On 15.07.2014, Karnataka High Court in ITA 165/2012  [THE COMMISSIONER OF INCOME TAX AND THE ACIT VERSUS M/S. KINGFISHER AIRLINES LTD - 2014 (9) TMI 364 - KARNATAKA HIGH COURT] directed the revenue authorities to recover TDS amounting to Rs.302 crores from the Kingfisher airlines. On 18.11.2016, the Kingfisher Airlines Limited was ordered to be wound up by the Karnataka High Court. Now, the question before the Court in the case of SHRI CHINTAN BINDRA VERSUS DEPUTY COMMISSIONER OF INCOME TAX & ORS. -  2023 (12) TMI 63 - DELHI HIGH COURT was whether any recovery towards the said outstanding TDS demand can be affected against the employees, in view of the admitted position that the tax payable on salary of the employee was being regularly deducted at source by Kingfisher Airlines Ltd. who did not deposit the deducted tax with the revenue.

Section 205 read with instruction dated 01.06.2015, clearly point in the direction that the deducted/assessee cannot be called upon to pay tax, which has been deducted at source from his income. Extract of Section 205 is as under –

Section 205 Bar against direct demand on assessee. Where tax is deductible at the source under the foregoing provisions of this Chapter, the assessee shall not be called upon to pay the tax himself to the extent to which tax has been deducted from that income.”
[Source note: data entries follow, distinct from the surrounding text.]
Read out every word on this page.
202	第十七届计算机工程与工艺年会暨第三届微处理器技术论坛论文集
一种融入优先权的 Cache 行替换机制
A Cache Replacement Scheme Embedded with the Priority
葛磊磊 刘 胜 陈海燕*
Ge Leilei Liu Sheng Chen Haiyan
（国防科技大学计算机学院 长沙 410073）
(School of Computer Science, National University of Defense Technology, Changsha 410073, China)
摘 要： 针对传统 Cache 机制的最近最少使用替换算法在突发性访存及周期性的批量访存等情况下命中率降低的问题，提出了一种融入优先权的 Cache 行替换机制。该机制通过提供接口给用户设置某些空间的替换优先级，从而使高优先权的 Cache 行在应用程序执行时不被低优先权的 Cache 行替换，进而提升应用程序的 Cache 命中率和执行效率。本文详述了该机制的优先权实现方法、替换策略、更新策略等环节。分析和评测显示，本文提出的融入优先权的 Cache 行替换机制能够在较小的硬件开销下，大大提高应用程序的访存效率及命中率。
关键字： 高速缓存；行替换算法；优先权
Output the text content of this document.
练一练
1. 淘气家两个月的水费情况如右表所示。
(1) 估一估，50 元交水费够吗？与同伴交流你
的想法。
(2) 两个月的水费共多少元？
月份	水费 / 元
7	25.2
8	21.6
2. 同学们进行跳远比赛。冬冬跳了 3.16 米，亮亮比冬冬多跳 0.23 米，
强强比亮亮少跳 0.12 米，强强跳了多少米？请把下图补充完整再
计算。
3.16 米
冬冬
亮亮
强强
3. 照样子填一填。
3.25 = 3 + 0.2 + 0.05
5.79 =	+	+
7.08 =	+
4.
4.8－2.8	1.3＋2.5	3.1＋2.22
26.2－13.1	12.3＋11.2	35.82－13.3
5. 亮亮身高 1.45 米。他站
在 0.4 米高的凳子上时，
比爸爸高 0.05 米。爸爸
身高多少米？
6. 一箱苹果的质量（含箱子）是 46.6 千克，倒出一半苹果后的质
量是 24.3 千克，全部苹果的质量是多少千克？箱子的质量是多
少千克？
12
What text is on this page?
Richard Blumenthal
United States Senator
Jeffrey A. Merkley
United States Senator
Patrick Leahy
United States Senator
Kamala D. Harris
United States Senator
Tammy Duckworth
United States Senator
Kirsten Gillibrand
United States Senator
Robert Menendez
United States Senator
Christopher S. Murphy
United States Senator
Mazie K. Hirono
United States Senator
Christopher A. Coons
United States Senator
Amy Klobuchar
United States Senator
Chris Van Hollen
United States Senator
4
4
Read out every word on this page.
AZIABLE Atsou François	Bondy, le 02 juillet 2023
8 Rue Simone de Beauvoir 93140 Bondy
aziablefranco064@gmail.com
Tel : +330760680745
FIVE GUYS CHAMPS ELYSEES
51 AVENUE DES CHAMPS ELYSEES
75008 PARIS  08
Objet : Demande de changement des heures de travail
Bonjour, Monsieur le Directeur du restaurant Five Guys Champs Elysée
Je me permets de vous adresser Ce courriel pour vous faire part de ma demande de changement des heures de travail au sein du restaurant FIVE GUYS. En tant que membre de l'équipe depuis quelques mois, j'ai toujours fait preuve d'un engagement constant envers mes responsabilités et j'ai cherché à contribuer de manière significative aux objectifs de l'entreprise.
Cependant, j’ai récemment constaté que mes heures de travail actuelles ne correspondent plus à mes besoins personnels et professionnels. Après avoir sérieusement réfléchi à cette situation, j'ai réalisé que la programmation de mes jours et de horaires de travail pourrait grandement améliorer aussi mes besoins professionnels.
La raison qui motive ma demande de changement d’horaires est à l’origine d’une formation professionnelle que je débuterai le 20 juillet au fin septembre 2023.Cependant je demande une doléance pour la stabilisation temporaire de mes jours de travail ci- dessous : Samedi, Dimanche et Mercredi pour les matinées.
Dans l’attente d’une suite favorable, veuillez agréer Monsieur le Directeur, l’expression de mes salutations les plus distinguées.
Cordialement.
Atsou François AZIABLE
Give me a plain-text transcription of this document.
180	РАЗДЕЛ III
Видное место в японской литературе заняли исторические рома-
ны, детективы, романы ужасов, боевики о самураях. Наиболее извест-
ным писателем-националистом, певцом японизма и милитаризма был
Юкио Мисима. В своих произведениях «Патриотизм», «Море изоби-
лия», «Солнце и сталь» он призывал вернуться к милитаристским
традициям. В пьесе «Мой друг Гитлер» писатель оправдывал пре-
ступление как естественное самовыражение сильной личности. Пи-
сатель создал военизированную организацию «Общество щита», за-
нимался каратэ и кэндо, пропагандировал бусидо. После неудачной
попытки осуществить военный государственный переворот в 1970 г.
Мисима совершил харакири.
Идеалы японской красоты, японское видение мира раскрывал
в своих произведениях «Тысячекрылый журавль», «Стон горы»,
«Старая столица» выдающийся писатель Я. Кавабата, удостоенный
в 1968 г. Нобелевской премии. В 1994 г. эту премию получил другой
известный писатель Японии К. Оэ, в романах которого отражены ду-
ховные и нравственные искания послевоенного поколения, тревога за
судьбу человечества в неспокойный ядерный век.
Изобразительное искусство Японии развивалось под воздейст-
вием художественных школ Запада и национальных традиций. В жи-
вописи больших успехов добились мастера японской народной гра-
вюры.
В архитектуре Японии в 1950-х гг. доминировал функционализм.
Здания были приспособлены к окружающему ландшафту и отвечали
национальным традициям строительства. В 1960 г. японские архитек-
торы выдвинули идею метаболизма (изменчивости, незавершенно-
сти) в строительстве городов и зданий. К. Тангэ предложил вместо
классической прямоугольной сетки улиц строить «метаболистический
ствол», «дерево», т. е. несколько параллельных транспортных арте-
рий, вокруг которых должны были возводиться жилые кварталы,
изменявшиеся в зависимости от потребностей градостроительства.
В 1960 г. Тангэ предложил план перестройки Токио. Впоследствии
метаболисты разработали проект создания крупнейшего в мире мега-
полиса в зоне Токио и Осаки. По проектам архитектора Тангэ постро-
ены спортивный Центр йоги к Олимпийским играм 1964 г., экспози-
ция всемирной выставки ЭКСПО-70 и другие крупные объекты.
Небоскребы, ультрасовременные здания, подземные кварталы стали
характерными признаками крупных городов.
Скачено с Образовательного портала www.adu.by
Extract of instruction dated 01.06.2015 is as under –

“…2. As per Section 199 of the Act credit of Tax Deducted at Source is given to the person only if it is paid to the Central Government Account. However, as per Section 205 of the Act the assessee shall not be called upon to pay thetax to the extent tax has been deducted from his income where the tax is deductible at source under the provisions of Chapter XVII. Thus, the Act puts a bar on direct demand against the assessee in such cases and the demand on account of tax credit mismatch cannot be enforced coercively…”

Read harmoniously, it was considered that neither can the demand qua the tax withheld by the diductor/employer be recovered from employee, nor can the same amount be adjusted against the future refund, if any, payable to him. Payment of the tax deducted at source to the Central Government as mentioned in Section 199 read with Section 205, has to be understood as the payment in accordance with law.

Thus, where the employer fails to perform his duty to deposit the deducted tax with the revenue, the employee cannot be penalized. It would always be open for revenue to proceed against employer for recovery of the deducted tax.

This is one of the judgements which will go down as one which provide relief to the masses and those who do not generally knock the doors of the Court.